Aber statt Answeren zu geben, bleibt Prof. Lauterbach bei seinen Vorurteilen gegenbrunn unserer Industrie. „An constructive Vorschlägen unsererseits, wie man die Sicherheit der Versorgung fair vorantreiben kann, mangelte und mangelt es nicht. Man muss auch zuhören wollen. Instead of strengthening the critical infrastructure of the Arzneimittelversorgung and making it more crisis-proof, Politik now turns the cost screw further. Nach ´fest´ kommt bekanntlich ´ab´. So wird durch Innovationshürden und verschärfte Lieferunsicherheit ein massive Schaden für den Standort und unsere Patientinnen und Patienten riskiert”, said Dr. Joachimsen.

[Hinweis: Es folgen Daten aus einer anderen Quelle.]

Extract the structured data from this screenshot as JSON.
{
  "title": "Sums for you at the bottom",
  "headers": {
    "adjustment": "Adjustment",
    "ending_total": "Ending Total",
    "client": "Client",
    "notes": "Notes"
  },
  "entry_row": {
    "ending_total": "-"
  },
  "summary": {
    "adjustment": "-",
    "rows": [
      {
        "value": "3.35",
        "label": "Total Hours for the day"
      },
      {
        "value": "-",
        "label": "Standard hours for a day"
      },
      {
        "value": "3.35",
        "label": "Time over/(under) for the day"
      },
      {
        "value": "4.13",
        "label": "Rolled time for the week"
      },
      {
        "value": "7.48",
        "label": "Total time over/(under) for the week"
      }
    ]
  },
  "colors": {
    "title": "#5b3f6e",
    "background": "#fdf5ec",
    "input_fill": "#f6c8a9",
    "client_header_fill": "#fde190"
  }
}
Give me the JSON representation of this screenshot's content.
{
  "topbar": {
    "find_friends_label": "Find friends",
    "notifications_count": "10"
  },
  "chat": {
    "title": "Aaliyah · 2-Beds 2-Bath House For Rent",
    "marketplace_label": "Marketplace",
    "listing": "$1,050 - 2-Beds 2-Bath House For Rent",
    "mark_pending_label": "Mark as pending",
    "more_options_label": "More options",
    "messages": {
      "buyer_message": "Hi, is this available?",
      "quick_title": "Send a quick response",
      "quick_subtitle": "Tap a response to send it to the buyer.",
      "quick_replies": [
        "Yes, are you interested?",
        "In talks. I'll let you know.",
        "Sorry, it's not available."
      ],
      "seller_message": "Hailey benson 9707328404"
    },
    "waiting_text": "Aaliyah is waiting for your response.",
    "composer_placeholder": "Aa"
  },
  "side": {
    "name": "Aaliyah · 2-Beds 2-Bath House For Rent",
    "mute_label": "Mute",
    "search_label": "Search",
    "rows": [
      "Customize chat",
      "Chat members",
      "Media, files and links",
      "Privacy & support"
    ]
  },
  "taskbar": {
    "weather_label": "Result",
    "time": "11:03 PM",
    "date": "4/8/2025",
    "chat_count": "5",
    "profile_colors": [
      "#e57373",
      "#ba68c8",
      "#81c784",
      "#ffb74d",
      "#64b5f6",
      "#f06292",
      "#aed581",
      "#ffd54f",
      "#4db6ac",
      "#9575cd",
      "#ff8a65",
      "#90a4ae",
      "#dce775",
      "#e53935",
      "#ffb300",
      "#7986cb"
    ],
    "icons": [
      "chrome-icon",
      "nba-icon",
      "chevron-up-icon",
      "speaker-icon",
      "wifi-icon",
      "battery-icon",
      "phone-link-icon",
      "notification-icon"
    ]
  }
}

Was es zur Kostendämpfung bräuchte, das ist recht obvious: „Die fehlenden ALG-II-Gelder sorgen für struktural Defizite. Das weiß jeder, nur der Bundesgesundheitsminister redet von ‚Effizienzreserven’, statt sich beim Finanzministerium für eine gerechte Lastenverteilung einzusetzen”, so Dr. Joachimsen. So gibt es keinen Weg aus der Krise. Dennächtes Jahr kommen die Probleme wieder – nur ob die Anbieterlandschaft dann noch die Gleiche sein wird, das bezweifele ich. Aber viechlich wacht die Politik erst dann so richtig auf.“

Hinweis: Die Verwendung des Fotos ist unter der Quellenangabe shutterstock_Juergen Novak und in Verbindung mit der Pressemeldung honorfrei.